One huge upside to the new Exposure Notifications Express tool, however, is that states no longer have to spend the time or money developing their own apps. They may not have to do much marketing, either. In states or regions that have enabled Exposure Notifications Express, a prompt will pop up on phones with the latest version of Apple’s or Android’s operating system and alert the user that the tool is available to them. The user just taps the screen to enable it. For Apple users, that’s all it takes to turn the tool on. Android users will then need to download an app that Google automatically generates for public health authorities. All public health authorities have to do is give Apple and Google some basic information and set up servers to host Bluetooth keys and exposure verification.

“As the next step in our work with public health authorities on Exposure Notifications, we are making it easier and faster for them to use the Exposure Notifications System without the need for them to build and maintain an app,” Apple and Google said in a statement. “Exposure Notifications Express provides another option for public health authorities to supplement their existing contact tracing operations with technology without compromising on the project’s core tenets of user privacy and security.”

Countries around the world have spent weeks trying various methods of contact tracing. The basic idea is that public health agencies can use contact tracing to notify people when they’ve potentially been exposed to the coronavirus so they can then quarantine and get tested accordingly. Contact tracing also helps track the virus’s spread, and that part is usually done manually, using human beings.
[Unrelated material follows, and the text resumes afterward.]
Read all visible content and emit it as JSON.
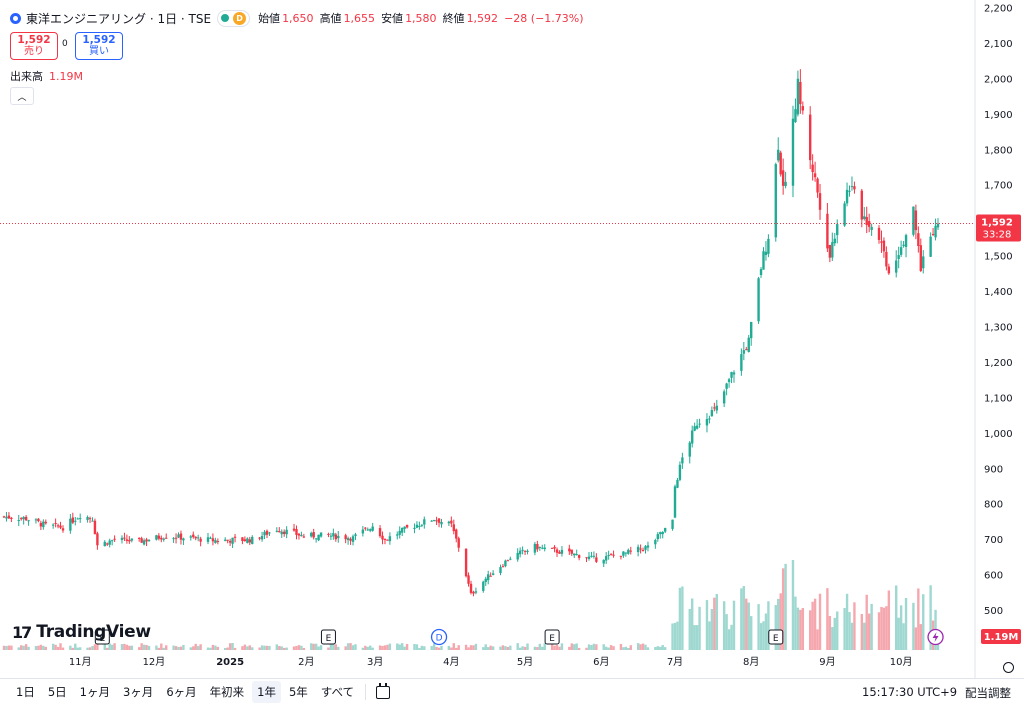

Digital contact tracing tools, however, are designed to do this by using devices like smartphones to alert users when they’ve been close to a device tied to someone who’s potentially been exposed to the virus. The process of notifying people of potential exposure is where the Apple-Google exposure notification tool comes in handy.
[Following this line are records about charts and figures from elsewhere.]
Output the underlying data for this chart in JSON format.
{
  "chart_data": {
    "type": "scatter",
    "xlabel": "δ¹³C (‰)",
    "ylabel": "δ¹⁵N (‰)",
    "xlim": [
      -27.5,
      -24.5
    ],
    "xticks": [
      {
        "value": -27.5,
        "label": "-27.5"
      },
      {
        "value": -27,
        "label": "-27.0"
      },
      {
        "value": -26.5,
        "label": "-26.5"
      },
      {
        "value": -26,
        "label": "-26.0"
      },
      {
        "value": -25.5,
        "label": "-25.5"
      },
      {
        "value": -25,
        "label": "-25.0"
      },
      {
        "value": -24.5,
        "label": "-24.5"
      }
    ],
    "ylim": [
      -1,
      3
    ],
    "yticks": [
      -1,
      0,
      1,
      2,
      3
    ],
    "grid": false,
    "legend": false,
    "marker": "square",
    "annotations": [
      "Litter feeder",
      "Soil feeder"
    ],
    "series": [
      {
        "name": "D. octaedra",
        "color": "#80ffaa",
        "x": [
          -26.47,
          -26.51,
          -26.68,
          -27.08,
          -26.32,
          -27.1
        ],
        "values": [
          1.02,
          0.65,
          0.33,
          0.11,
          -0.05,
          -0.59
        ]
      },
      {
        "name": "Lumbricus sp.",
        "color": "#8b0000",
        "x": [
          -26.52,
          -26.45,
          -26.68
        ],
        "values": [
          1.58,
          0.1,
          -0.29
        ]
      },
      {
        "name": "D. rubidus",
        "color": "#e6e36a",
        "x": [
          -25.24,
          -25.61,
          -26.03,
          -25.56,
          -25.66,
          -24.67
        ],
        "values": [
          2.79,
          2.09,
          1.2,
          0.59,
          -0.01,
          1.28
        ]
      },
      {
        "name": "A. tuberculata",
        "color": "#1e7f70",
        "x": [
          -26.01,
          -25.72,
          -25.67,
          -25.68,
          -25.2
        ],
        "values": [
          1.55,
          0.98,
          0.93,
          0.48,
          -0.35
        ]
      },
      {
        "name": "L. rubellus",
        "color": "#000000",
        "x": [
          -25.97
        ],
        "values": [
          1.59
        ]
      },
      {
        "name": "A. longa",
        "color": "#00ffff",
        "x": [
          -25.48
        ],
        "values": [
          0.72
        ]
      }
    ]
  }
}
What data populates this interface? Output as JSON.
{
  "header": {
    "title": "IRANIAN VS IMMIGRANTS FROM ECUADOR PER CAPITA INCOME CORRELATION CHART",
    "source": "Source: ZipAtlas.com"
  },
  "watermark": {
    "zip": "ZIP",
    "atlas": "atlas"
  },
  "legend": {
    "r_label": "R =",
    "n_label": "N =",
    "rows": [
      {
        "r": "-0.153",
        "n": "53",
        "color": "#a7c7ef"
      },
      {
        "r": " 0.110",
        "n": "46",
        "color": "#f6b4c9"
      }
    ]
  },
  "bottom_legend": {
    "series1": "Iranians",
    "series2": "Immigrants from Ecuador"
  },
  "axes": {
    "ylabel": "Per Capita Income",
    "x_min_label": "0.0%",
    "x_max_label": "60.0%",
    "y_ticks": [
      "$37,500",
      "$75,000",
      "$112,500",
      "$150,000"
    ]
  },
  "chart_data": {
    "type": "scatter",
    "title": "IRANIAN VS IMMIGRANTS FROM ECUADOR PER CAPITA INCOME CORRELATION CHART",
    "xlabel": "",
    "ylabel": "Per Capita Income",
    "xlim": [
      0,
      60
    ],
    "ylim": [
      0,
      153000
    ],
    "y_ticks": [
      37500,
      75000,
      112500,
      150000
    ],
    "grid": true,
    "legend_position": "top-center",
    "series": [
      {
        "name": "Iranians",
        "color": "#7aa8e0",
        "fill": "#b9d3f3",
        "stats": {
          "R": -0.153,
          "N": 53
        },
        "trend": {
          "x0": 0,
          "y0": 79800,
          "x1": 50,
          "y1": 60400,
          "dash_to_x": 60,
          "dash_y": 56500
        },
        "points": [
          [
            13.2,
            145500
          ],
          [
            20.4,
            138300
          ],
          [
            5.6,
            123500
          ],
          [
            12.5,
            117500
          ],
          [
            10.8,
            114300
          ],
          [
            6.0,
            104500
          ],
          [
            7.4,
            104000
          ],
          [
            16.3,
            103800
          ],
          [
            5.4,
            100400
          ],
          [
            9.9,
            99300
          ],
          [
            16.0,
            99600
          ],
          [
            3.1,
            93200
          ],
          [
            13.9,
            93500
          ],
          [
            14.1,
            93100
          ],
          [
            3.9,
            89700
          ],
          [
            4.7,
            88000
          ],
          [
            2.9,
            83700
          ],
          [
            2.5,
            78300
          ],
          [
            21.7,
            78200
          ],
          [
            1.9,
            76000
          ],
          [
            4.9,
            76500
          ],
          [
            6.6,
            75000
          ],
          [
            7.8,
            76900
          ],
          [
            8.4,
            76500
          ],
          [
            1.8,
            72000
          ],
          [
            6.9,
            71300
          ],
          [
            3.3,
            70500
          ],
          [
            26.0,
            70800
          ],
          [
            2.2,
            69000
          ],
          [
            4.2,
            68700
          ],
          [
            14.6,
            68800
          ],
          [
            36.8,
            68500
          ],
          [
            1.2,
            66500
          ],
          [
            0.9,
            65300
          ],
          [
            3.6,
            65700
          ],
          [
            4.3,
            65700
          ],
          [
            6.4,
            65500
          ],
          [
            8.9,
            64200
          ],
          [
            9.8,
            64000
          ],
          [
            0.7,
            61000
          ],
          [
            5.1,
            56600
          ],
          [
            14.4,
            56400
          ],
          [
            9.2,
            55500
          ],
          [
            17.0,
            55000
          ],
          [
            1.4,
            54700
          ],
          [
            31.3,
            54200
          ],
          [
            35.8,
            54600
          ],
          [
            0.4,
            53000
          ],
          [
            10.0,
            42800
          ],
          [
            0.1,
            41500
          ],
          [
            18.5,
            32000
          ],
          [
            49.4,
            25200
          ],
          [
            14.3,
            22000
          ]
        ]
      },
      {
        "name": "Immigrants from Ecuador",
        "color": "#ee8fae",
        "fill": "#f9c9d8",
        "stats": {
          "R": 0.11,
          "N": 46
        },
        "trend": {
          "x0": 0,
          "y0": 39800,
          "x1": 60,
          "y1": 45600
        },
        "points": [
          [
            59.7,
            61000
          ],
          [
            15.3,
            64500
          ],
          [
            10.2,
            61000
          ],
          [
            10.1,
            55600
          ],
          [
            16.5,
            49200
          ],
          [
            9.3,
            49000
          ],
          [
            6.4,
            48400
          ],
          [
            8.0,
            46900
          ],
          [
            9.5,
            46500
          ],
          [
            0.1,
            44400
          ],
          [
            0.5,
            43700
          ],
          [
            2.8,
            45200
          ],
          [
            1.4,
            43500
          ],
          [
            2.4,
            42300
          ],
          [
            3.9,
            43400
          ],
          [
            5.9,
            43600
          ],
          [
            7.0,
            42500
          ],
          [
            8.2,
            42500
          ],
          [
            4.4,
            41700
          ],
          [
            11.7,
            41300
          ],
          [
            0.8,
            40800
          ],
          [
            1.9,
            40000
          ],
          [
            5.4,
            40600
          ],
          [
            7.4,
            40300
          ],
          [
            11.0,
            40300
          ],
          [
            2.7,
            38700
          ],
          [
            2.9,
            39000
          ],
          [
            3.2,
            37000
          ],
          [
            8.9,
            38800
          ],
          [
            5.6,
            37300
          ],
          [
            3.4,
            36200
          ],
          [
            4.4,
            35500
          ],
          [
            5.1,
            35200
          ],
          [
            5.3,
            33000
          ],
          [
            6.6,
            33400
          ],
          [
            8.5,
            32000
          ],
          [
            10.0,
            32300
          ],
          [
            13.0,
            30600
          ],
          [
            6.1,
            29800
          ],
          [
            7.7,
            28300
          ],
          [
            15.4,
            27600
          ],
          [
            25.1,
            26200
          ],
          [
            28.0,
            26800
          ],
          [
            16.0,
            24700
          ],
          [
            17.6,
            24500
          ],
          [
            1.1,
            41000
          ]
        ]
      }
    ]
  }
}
The tool works by sending out and receiving anonymous Bluetooth “keys” from nearby phones that also have the tool enabled. If someone tests positive for the coronavirus, they can notify their public health authority, which will then send out alerts to any phones that were in proximity to the infected person’s phone. The system is designed to keep as much information as possible on individual phones and preserve user privacy. Very little information goes back to the public health authority, and users always have the option to opt in or out of the tool. Apple and Google have said that user privacy was a major consideration in their development of the tool, to encourage as many people to use it as possible. The two companies worked together on the project to allow the tool to work across their iOS and Android operating systems.

Contact tracing apps haven’t lived up to their potential so far, but Exposure Notifications Express should make it as easy as possible for public health authorities to implement them and people to enable them. Now we might get a chance to see what digital contact tracing apps can do — if it isn’t too late, six months into the pandemic, for them to make a difference.